La sequenza degli eventi degli ultimi mesi aiuta a leggere il significato geopolitico dell’intesa. A dicembre 2024 la presidente della Commissione europea Ursula von der Leyen vola in Sudamerica e spinge per la firma dell’accordo, giocando d’anticipo sull’amministrazione Trump. La Commissione, da sempre favorevole, scommette sull’appoggio italiano e prova a mettere la Francia di fronte al fatto compiuto. È la riaffermazione del ruolo istituzionale europeo come architetto e ingegnere di infrastrutture di mercato, in un mondo dove la forza pura è tornata regola per gli equilibri politici e commerciali. 

Naturalmente, la competizione con la Cina è il banco di prova. I paesi del Mercosur, ricorda Malamud, vendono al miglior offerente, non al miglior amico. Pechino è oggi il principale partner della regione nel commercio di beni, con flussi che finora hanno doppiato quelli europei. Argentina, Bolivia e Uruguay hanno siglato un memorandum sulla Belt and Road, uno dei principali programmi di investimenti cinesi, che porta con sé progetti imponenti: dal litio a infrastrutture portuali e satellitari.

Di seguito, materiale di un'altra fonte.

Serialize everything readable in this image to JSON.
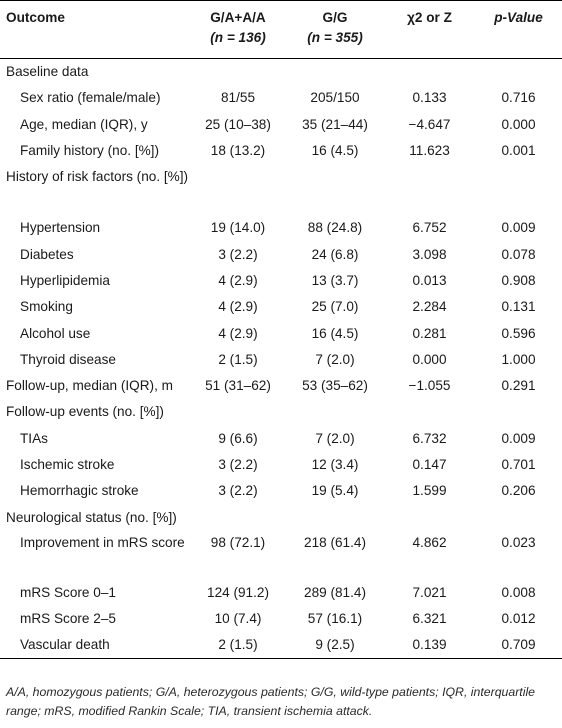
{
  "table": {
    "headers": {
      "outcome": "Outcome",
      "ga_aa": "G/A+A/A",
      "ga_aa_n": "(n = 136)",
      "gg": "G/G",
      "gg_n": "(n = 355)",
      "stat": "χ2 or Z",
      "pvalue": "p-Value"
    },
    "sections": [
      {
        "title": "Baseline data",
        "rows": [
          {
            "label": "Sex ratio (female/male)",
            "ga_aa": "81/55",
            "gg": "205/150",
            "stat": "0.133",
            "p": "0.716"
          },
          {
            "label": "Age, median (IQR), y",
            "ga_aa": "25 (10–38)",
            "gg": "35 (21–44)",
            "stat": "−4.647",
            "p": "0.000"
          },
          {
            "label": "Family history (no. [%])",
            "ga_aa": "18 (13.2)",
            "gg": "16 (4.5)",
            "stat": "11.623",
            "p": "0.001"
          }
        ]
      },
      {
        "title": "History of risk factors (no. [%])",
        "rows": [
          {
            "label": "Hypertension",
            "ga_aa": "19 (14.0)",
            "gg": "88 (24.8)",
            "stat": "6.752",
            "p": "0.009"
          },
          {
            "label": "Diabetes",
            "ga_aa": "3 (2.2)",
            "gg": "24 (6.8)",
            "stat": "3.098",
            "p": "0.078"
          },
          {
            "label": "Hyperlipidemia",
            "ga_aa": "4 (2.9)",
            "gg": "13 (3.7)",
            "stat": "0.013",
            "p": "0.908"
          },
          {
            "label": "Smoking",
            "ga_aa": "4 (2.9)",
            "gg": "25 (7.0)",
            "stat": "2.284",
            "p": "0.131"
          },
          {
            "label": "Alcohol use",
            "ga_aa": "4 (2.9)",
            "gg": "16 (4.5)",
            "stat": "0.281",
            "p": "0.596"
          },
          {
            "label": "Thyroid disease",
            "ga_aa": "2 (1.5)",
            "gg": "7 (2.0)",
            "stat": "0.000",
            "p": "1.000"
          }
        ]
      },
      {
        "title": "Follow-up, median (IQR), m",
        "values": {
          "ga_aa": "51 (31–62)",
          "gg": "53 (35–62)",
          "stat": "−1.055",
          "p": "0.291"
        }
      },
      {
        "title": "Follow-up events (no. [%])",
        "rows": [
          {
            "label": "TIAs",
            "ga_aa": "9 (6.6)",
            "gg": "7 (2.0)",
            "stat": "6.732",
            "p": "0.009"
          },
          {
            "label": "Ischemic stroke",
            "ga_aa": "3 (2.2)",
            "gg": "12 (3.4)",
            "stat": "0.147",
            "p": "0.701"
          },
          {
            "label": "Hemorrhagic stroke",
            "ga_aa": "3 (2.2)",
            "gg": "19 (5.4)",
            "stat": "1.599",
            "p": "0.206"
          }
        ]
      },
      {
        "title": "Neurological status (no. [%])",
        "rows": [
          {
            "label": "Improvement in mRS score",
            "ga_aa": "98 (72.1)",
            "gg": "218 (61.4)",
            "stat": "4.862",
            "p": "0.023"
          },
          {
            "label": "mRS Score 0–1",
            "ga_aa": "124 (91.2)",
            "gg": "289 (81.4)",
            "stat": "7.021",
            "p": "0.008"
          },
          {
            "label": "mRS Score 2–5",
            "ga_aa": "10 (7.4)",
            "gg": "57 (16.1)",
            "stat": "6.321",
            "p": "0.012"
          },
          {
            "label": "Vascular death",
            "ga_aa": "2 (1.5)",
            "gg": "9 (2.5)",
            "stat": "0.139",
            "p": "0.709"
          }
        ]
      }
    ]
  },
  "footnote": "A/A, homozygous patients; G/A, heterozygous patients; G/G, wild-type patients; IQR, interquartile range; mRS, modified Rankin Scale; TIA, transient ischemia attack."
}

Mentre l’Ue promette 1,8 miliardi di euro con la strategia Global Gateway, la Cina ha messo sul piatto cifre molto più consistenti, come i 4,8 miliardi di dollari annunciati solo in Brasile nel maggio 2025.

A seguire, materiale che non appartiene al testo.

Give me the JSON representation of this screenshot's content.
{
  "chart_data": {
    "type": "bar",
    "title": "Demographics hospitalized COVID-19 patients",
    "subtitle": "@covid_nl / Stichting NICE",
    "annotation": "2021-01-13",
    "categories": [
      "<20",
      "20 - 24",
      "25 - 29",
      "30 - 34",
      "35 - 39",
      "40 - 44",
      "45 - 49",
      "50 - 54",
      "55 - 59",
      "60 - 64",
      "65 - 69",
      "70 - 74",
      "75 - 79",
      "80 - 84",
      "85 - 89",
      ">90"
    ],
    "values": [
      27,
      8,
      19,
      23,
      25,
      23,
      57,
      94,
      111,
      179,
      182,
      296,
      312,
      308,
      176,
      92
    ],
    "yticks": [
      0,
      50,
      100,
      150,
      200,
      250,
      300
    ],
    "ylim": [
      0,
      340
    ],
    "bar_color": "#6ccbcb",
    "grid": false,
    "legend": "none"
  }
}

Quali effetti geopolitici, dunque, aspettarsi? Non un’alleanza militare, non un ombrello di sicurezza, non un blocco granitico destinato a espandersi e integrarsi in maniera illimitata. Piuttosto, un patto di cooperazione che rafforza l’economia europea e latinoamericana, diversifica fornitori e mercati, alza l’asticella degli standard ambientali e industriali sudamericani, e costruisce legami capaci di resistere alle oscillazioni del momento. È uno strumento, chiaramente non paretiano, utile se usato con realismo: compensando (internamente) chi perde, dove si può, e tenendo il punto sulle regole non per moralismo, ma per fare politica estera.